Last week, I wrote a piece looking at the paradoxical way in which United Methodist polity both sets up bishops as the de facto respondents on behalf of the denomination to pressing political and social issues while at the same time asserting that bishops are not officially speaking for the church in so doing. This week, I'd like to connect those observations to some current proposals in the denomination regarding United Methodist bishops.
The first of these is a proposed "covenant of accountability" that the Council of Bishops will consider adopting for themselves when they meet in May just before General Conference. While the issue of episcopal accountability has been precipitated by divisions over homosexuality, as this UMNS story notes, the questions of accountability can also be interpreted more broadly to include issues such as congregational vitality and the denominational decline we are seeing in many social locations.
The second proposal is a variety of legislative items that would implement term limits for United Methodist bishops in the United States. Part of the motive behind the legislation is that policies on episcopal term limits vary between the US and Central Conferences (though the legislation would still leave variety among the Central Conferences). As this UMNS story makes clear, though, the major motivation behind introducing such term limits is accountability for bishops.
These two proposals to increase episcopal accountability (to each other and to conferences) thus reflect another tension within United Methodist polity. On the one hand, we need bishops to exert leadership in the time between the occasional meetings of the Council of Bishops and between the even less frequent meetings of General Conference. As any business or church trend news article will tell you, the world is changing at an ever faster pace, which makes this sort of episcopal leadership in the interim periods even more important. On the other hand, the denomination is also seeking to make bishops more accountable to these occasionally-meeting bodies.

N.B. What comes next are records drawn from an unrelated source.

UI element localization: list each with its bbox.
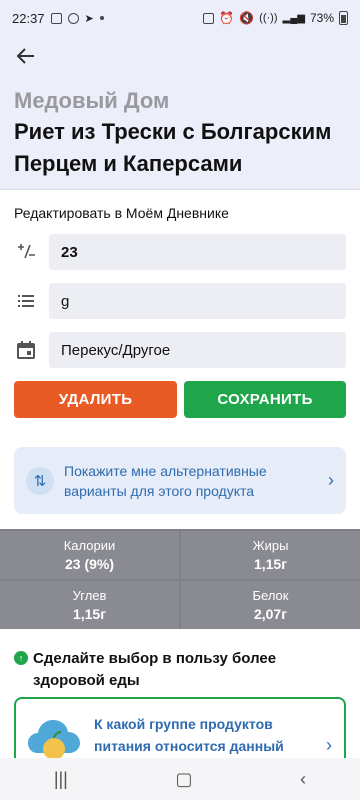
nutrition-calories: Калории 23 (9%) [0,531,179,579]
quantity-input[interactable]: 23 [49,234,346,270]
food-title: Риет из Трески с Болгарским Перцем и Кап… [14,119,332,176]
nutrition-carbs: Углев 1,15г [0,581,179,629]
delete-button[interactable]: УДАЛИТЬ [14,381,177,418]
nutrition-label: Белок [252,588,289,603]
nutrition-value: 23 (9%) [64,556,115,572]
nutrition-grid: Калории 23 (9%) Жиры 1,15г Углев 1,15г Б… [0,529,360,629]
healthy-choice-heading: ↑ Сделайте выбор в пользу более здоровой… [14,648,344,692]
back-arrow-icon[interactable] [14,44,38,68]
mute-icon: 🔇 [239,11,255,25]
signal-icon: ▂▄▆ [282,12,305,24]
quantity-row: 23 [0,234,360,270]
nutrition-fat: Жиры 1,15г [181,531,360,579]
healthy-text: Сделайте выбор в пользу более здоровой е… [33,650,277,689]
sim-icon [203,12,215,24]
save-button[interactable]: СОХРАНИТЬ [184,381,346,418]
list-icon [14,289,38,313]
nutrition-label: Жиры [252,538,289,553]
alternatives-text: Покажите мне альтернативные варианты для… [64,462,267,499]
back-nav-icon[interactable]: ‹ [300,769,306,790]
notification-dot-icon [99,16,104,20]
telegram-icon: ➤ [84,12,94,25]
chevron-right-icon: › [326,735,332,755]
swap-icon: ⇅ [26,466,54,495]
calendar-icon [14,338,38,362]
chevron-right-icon: › [328,470,334,490]
home-icon[interactable]: ▢ [175,769,192,790]
nutrition-protein: Белок 2,07г [181,581,360,629]
battery-percent: 73% [309,11,334,25]
recent-apps-icon[interactable]: ||| [54,769,68,790]
plus-minus-icon [14,240,38,264]
meal-select[interactable]: Перекус/Другое [49,332,346,368]
wifi-icon: ((·)) [259,12,278,24]
alternatives-card[interactable]: ⇅ Покажите мне альтернативные варианты д… [14,447,346,514]
nutrition-value: 2,07г [253,606,288,622]
unit-row: g [0,283,360,319]
check-circle-icon [67,12,79,24]
battery-icon [339,11,348,25]
status-bar: 22:37 ➤ ⏰ 🔇 ((·)) ▂▄▆ 73% [0,0,360,36]
nutrition-label: Углев [72,588,107,603]
food-group-text: К какой группе продуктов питания относит… [94,716,284,754]
nutrition-value: 1,15г [72,606,107,622]
brand-name: Медовый Дом [14,88,170,113]
alarm-icon: ⏰ [219,11,235,25]
header: Медовый Дом Риет из Трески с Болгарским … [0,36,360,190]
status-time: 22:37 [12,10,45,26]
gallery-icon [50,12,62,24]
meal-row: Перекус/Другое [0,332,360,368]
unit-select[interactable]: g [49,283,346,319]
system-nav-bar: ||| ▢ ‹ [0,758,360,800]
nutrition-label: Калории [63,538,116,553]
nutrition-value: 1,15г [253,556,288,572]
edit-label: Редактировать в Моём Дневнике [14,205,229,221]
health-badge-icon: ↑ [14,651,28,665]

Hence, the UMC is asking for both more action and more accountability by its bishops. This isn't necessarily a contradiction, just a tension. Nor does this tension necessarily make the covenant of accountability or episcopal term limits a bad idea. I'm not trying to comment on the worth of those proposals. What I am suggesting is that the denomination would benefit from some deep theological and organizational reflection on the rights, responsibilities, and roles of bishops and how those relate to the rights, responsibilities, and roles of other loci of power in the denomination.